15:44 - February 27, 2003 It's funny how when you're caught up in the moment you think you're going to go home and become an activist and make a difference right then, and do everything you can to change things. It's almost a given, at the time. You wonder what's wrong with you that you haven't done so yet. But the feeling is gone within the hour after. In my case it slipped away in the snow outside the Ritchie Center. Camille was inside at the book signing (the book signing being switched to AFTERWARDS because of the delays) and we had agreed to meet by the lip sculptures outside when she was finished. It was about 23:00. The five of us hopped up and down and blew on our hands and made snow sculptures with our shoes. I didn't have a coat because it was only a short distance to her dorms, but we couldn't get in there without her. Literally hours passed. I believe it was about 1:15 when we gave up and went back to her dorm anyway. None of us are from Denver, and we had a rough time finding it, and the buses back to Boulder had long stopped running. I was livid. I can't remember the last time I really and truly felt like screaming in someone's face, the last time I was moved almost to tears by it. She's late to everything, she doesn't use common sense (prime example: her cell phone was off) and.. well... it's constant, and not just once in awhile. And whenever I mention it to her I get this huge attitude back, like I'm the monster for daring to bring it up. But it's okay. Because that's the only time we fight and it never lasts long, so I'd take that over something worse. We get back at 1:30, bug the guy at the front desk into letting us in, open her dorm room door, and there she is, asleep in her bed, her leftover Christmas lights flashing on and off. I have never understood how she sleeps with those on. At first I can't even speak. She says she looked for us. In the exact same place where we were for hours. I can't answer, so I don't. I swallow it back down my throat, where it burns for awhile, but I don't say anything about it for the rest of the night. The five of us sleep on the floor; nobody is going to class the next morning. We don't catch the B line until 11.

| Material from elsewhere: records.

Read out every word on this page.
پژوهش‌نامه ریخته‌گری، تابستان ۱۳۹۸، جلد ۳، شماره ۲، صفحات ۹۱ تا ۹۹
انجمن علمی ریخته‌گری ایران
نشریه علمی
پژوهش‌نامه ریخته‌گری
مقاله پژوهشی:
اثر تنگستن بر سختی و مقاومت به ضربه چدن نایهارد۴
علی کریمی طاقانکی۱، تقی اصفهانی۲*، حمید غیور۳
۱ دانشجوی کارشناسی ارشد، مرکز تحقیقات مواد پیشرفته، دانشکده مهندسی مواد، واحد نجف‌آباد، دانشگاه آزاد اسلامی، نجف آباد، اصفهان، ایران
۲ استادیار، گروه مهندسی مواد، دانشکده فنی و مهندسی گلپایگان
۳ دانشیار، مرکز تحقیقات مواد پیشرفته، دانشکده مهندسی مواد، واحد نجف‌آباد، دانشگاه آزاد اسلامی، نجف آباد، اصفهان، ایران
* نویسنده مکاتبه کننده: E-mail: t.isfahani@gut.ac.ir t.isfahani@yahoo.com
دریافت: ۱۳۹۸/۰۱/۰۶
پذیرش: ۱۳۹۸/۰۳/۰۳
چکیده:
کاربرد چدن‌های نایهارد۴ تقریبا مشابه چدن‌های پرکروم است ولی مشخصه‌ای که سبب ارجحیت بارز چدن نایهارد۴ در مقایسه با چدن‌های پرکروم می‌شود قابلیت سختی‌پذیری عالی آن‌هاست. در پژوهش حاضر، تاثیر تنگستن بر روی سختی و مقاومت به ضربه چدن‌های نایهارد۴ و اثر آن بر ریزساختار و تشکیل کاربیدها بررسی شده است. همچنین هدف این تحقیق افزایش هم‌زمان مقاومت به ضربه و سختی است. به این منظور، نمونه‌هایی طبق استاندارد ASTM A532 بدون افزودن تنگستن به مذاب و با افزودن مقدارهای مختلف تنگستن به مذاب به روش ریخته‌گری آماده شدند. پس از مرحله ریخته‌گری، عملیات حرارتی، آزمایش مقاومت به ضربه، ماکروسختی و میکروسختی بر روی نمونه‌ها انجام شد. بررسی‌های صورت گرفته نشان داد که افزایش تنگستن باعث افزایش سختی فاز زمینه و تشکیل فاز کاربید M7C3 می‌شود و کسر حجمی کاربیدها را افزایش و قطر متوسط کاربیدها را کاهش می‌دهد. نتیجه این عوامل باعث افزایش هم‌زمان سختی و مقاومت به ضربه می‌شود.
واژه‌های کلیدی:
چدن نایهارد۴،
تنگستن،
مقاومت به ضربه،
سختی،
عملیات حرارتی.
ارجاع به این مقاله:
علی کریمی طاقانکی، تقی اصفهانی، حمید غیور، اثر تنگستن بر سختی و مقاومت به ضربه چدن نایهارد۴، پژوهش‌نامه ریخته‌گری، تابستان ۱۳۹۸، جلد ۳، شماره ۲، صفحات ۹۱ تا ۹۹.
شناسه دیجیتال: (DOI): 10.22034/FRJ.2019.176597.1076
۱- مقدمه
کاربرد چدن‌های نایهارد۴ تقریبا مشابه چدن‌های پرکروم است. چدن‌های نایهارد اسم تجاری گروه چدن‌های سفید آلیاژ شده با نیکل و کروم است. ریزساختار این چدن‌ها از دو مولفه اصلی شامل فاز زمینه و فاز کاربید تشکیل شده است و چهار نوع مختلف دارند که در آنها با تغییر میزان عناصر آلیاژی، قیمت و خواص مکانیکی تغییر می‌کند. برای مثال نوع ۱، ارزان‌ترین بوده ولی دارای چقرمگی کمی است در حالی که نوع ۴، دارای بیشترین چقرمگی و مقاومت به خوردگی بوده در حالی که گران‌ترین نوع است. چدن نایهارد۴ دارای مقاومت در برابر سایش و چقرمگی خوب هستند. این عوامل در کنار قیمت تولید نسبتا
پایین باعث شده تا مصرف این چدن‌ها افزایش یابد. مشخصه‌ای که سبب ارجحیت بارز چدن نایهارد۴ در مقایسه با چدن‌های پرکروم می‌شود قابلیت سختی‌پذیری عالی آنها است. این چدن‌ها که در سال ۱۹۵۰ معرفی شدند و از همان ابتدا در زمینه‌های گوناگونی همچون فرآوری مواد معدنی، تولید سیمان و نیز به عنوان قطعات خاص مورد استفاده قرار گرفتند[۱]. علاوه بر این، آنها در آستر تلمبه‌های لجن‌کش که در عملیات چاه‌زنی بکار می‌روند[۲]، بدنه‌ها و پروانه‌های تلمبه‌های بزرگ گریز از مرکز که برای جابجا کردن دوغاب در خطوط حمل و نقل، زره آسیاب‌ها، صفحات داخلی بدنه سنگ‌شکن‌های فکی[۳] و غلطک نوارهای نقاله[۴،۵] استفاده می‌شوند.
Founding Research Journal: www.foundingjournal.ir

Those are the twenty hours.
12:59 - February 26, 2003
12:56 - February 24, 2003 This weekend has been a blurry mass of people. As of Sunday morning I had had enough, after having spent pretty much the last two days nonstop at some sort of twisted continuous fort party, in this stoned haze, and I escaped back to my room at about 3 PM to sit in a corner and read books and not talk to anyone. But then my dad called to say he'd gotten the tickets for London and while we were on the phone my door flew open and there was this stampede and flurry of feet and faces tumbling into my room demanding track-making privileges, which was the end of my quiet time. They didn't leave until probably 11 PM. I guess I'm not really used to, or not at all used to, having this big of a group of friends. I've always had one or two close friends and just a few others, around five or six, not more. But last night I believe it was more than six that tumbled into my room, and it was just a fraction of everyone. I love the variety, and I love everyone who I'm friends with, but it's exhausting sometimes. I haven't read a book through since that week I was deathly ill and couldn't move.